Back at Ueno Station, I explored the Ameyayokocho shopping area which seemed to grow out of the elevated railway tracks. Every vendor yells out what I assume are special deals or enticing banter to get you to buy something. It's very noisy.
Back on the subway to get to Asakusa station where I walked up Nakamise-dori to get to Sensoji and wandered around some of the shrines. From there, I used Lonely Planet Tokyo again which described a walking tour of the Shitamachi area. I was also excited about seeing the Chingodo-ji with the sculptures of raccoon dogs with giant testicles. The real thing was very low key though. However, it gave me an excuse to have lunch at nearby Daikokuya, a tendon (tempura and rice) restaurant recommended in the book.
I skipped the detour to Rokku and went straight down to Kaminarimon-dori where I spent an hour at the Drum Museum. It's basically a very big room with exhibits of drums and percussion instruments from around the world. Eerily quiet, as I was the only one there (they had to turn the light on for me) gingerly banging away on what looked like very old animal skins.

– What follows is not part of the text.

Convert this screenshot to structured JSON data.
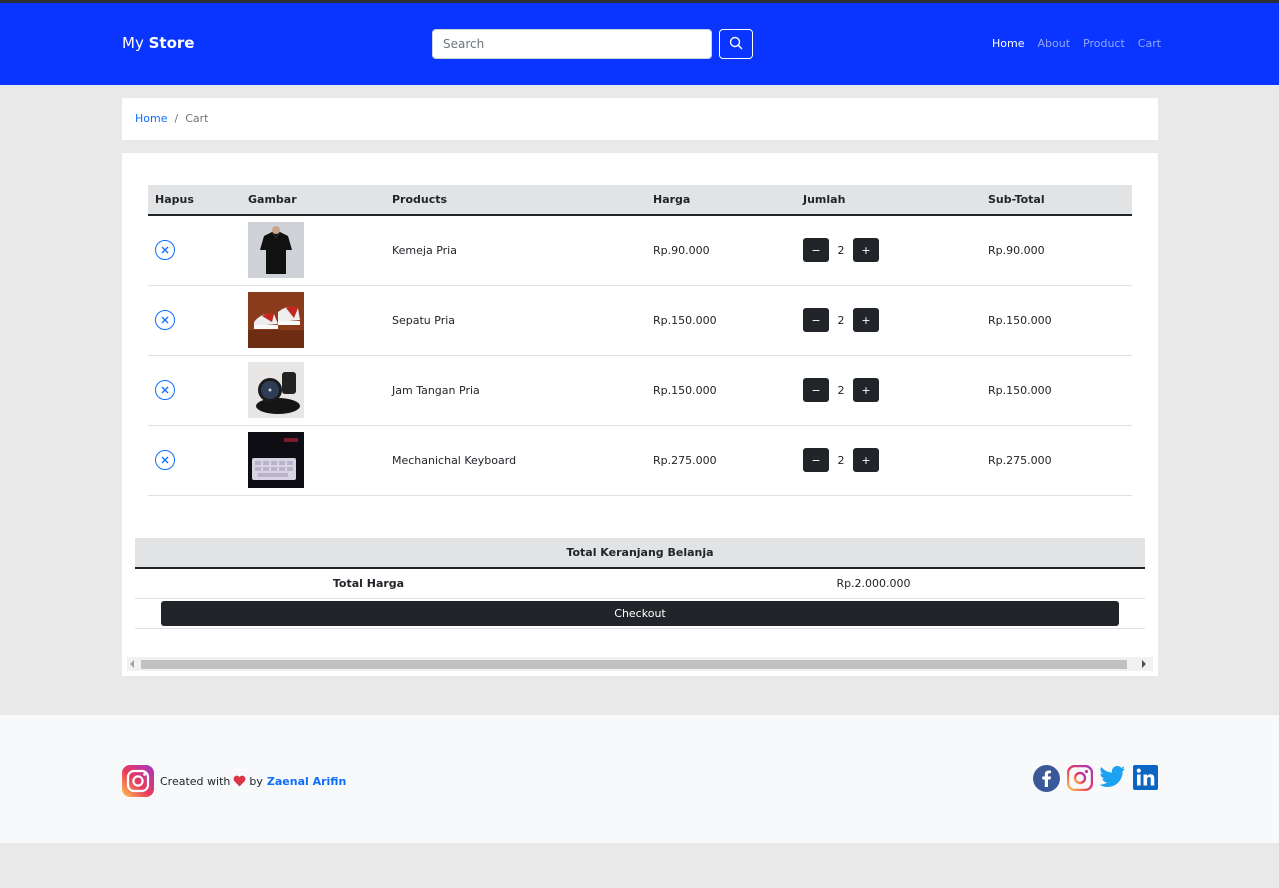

From there, I went up and down Kappabashi-dori checking out stores of "Kitchen Town" which is filled with restaurant supply outlets. Lots of baking items like cake decorating supplies, cake rings and tart molds and I even picked up a German cane brotform. You can buy raw ingredients like miso, pickles, chocolate and wheat flours. You can buy square turquoise glass plates, disposable chopsticks and lidded takeout containers. You can buy neon signs, sandwich boards and deep fryers. You can even buy "do not eat" packets of dessicant.
For dinner, I went to the main branch of Mitsukoshi in Nihonbashi and was awestruck by the depachika (department store food hall). Stalls had everything from freshly made gyoza to French chocolates to kimchee to bento boxes to ultra-expensive gift boxes of fruit (thousands of yen for a canteloupe). So much choice, but my ankles are getting weak. I picked up this box for dinner.
Tried to get to bed early tonight, but I discovered the wireless Internet in the lobby.